January 15, 2012

 

 APHIS commits to delivering faster vaccine approvals

Posted on January 1, 2012
 
 


Animal-use vaccines will likely become licensed more quickly as a result of changes in Department of Agriculture processes, department officials said.

The USDA Animal and Plant Health Inspection Service also announced that the agency plans to reduce the amount of time taken to assess risks and implement new rules. Dr. John R. Clifford, deputy administrator for APHIS Veterinary Services, said in a conference call Nov. 14, 2011, that while APHIS is a regulatory agency with oversight accountability, it should and can put "customers" first and deliver services efficiently, effectively, cheaply, and quickly.

"So by significantly shortening the timelines of those processes that APHIS customers use most, APHIS will be providing them with valuable savings, something much needed as companies have been increasingly challenged by today's economy," Dr. Clifford said.

The conference call followed publication of a letter to stakeholders from APHIS Administrator Gregory L. Parham, who said the agency is committing to changing long-standing processes in response to complaints about slow license and permit approval processes, burdensome rule-making procedures, and confusing applications of some regulations.

"Our work was based on the premise that APHIS can be both a strong regulatory agency and business-minded at the same time, while increasing our transparency, accountability, and the predictability of our processes," the letter states.

The letter indicates the agency, in considering possible changes, focused on reducing the time needed to license animal-use biologics, improving tribal consultation, evaluating the regulatory status of genetically engineered organisms, improving efficiency of the enforcement process for regulatory violations, improving the efficiency of the risk assessment and rule-making processes for imported plant and animal products, reducing complaints and calls for investigations of employee misconduct, and improving efficiency of complaint investigations.

Dr.
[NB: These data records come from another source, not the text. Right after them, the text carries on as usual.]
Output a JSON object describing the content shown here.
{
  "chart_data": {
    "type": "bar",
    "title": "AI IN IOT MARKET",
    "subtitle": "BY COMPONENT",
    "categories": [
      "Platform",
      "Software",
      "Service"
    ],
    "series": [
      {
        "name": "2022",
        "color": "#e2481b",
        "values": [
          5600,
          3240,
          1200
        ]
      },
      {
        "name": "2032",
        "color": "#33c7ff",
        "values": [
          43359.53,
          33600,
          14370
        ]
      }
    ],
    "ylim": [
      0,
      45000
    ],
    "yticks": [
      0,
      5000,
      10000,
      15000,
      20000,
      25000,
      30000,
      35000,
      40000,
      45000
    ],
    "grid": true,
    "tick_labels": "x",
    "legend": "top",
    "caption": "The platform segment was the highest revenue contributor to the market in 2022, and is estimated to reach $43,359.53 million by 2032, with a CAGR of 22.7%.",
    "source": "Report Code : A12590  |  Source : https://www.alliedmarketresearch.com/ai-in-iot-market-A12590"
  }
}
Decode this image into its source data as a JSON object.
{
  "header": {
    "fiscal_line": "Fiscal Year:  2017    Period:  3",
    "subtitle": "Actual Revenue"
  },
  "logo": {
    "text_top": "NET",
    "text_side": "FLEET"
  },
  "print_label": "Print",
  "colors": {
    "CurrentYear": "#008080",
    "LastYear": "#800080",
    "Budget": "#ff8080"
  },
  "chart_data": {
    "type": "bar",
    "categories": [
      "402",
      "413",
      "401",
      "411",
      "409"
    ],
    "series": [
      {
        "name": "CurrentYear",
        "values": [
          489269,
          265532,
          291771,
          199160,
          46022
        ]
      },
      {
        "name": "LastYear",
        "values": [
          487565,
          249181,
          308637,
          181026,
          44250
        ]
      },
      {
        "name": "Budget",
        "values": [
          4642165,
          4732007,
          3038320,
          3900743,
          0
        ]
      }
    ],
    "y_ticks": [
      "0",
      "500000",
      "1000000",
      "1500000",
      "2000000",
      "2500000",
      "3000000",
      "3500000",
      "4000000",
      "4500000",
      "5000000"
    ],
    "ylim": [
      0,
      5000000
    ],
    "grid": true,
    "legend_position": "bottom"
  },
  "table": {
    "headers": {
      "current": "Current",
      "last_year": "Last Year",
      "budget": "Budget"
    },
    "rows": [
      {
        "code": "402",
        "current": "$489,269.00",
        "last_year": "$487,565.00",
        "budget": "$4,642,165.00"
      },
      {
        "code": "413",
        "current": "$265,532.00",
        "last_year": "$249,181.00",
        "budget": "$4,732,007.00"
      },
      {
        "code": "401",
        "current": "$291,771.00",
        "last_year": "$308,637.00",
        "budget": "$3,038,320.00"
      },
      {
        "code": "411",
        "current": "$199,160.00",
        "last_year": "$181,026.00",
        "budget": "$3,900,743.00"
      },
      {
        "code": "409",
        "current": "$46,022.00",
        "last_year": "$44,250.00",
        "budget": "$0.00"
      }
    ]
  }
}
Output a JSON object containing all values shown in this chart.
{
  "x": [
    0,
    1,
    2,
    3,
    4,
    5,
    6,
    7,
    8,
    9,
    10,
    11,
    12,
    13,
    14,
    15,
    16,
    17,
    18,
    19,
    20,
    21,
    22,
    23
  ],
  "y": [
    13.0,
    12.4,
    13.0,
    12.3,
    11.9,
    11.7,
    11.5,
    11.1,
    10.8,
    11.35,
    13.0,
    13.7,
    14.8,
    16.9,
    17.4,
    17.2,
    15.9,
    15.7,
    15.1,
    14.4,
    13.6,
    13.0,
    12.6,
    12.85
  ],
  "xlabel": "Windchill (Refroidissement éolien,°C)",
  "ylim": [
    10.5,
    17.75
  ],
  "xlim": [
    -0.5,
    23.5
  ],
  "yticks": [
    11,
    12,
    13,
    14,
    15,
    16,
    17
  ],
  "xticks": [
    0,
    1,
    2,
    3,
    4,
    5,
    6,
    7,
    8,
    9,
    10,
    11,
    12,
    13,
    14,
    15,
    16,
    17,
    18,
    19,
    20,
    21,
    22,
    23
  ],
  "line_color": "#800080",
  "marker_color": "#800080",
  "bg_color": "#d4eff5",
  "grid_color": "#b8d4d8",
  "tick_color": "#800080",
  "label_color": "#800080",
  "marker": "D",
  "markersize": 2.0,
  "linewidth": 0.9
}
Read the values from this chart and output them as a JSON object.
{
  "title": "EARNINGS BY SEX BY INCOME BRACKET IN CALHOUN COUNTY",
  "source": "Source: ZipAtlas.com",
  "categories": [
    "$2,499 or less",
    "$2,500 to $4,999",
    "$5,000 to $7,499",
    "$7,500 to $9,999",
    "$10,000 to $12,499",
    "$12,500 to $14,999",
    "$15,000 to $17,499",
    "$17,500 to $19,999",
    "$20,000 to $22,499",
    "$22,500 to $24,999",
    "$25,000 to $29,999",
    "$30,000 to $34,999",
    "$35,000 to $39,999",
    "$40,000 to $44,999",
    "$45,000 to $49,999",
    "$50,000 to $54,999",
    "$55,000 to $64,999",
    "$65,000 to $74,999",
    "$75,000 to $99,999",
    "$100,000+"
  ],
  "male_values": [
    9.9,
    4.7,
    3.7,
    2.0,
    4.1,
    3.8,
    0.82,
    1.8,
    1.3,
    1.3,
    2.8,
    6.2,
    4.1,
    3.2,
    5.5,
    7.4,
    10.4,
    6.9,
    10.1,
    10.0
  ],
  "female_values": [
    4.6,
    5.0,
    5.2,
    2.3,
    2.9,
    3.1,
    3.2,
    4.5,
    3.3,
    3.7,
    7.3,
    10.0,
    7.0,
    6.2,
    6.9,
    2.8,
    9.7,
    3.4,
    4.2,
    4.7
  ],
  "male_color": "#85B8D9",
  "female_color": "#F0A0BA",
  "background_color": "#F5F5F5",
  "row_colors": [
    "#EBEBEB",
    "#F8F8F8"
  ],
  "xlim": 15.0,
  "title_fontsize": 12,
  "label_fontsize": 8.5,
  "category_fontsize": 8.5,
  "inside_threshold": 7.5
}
Richard E. Hill, director of the APHIS Center for Veterinary Biologics, said the proposed changes could reduce the average time taken to approve licenses for veterinary biologics by more than 20 percent, or about 100 days. Toward that goal, APHIS actions would encourage submission of statistical data in a standardized format; modify rules on labeling from a system of tiered claims to a single, standardized claim; encourage companies to produce development plans that detail expectations and strategies; and provide critical path agreements to show what is needed to gain a license. 

"Our work was based on the premise that APHIS can be both a strong regulatory
 
agency and business-minded at the same time, while increasing our
 
transparency, accountability, and the predictability of our processes."
 

Dr. Gregory L. Parham, APHIS administrator, in an open letter from the agency

Dr. Hill said veterinarians, animal owners, and state and federal agencies that use veterinary biologics "will all benefit from earlier access to the newest product advances." Biologics producers also could invest more money toward developing vaccines for emerging needs, more quickly market products, and save millions of dollars in development cycles.

Stephen O'Neill, chief of regulatory analysis and development for APHIS, said the agency and trading partners both saw the need to reduce the time taken for risk assessments and rule making. The agency was working to reduce process-related delays, provide standard operating procedures, and set clear expectations for timeliness of agency work. Changes planned so far could reduce by one-quarter or one-fifth the time needed for risk assessments, O'Neill said.

About 1,060 days typically pass between when the APHIS conducts a risk assessment and publishes an animal health rule, O'Neill said. But the proposed business improvements could reduce that average to 770 days. Evaluating and upgrading a country's status connected with a particular disease currently takes about 885 days, but that average could be decreased to about 660.

O'Neill said that the internal process changes are not going through the regulatory rule-making process. The agency has not set a timeline for implementation.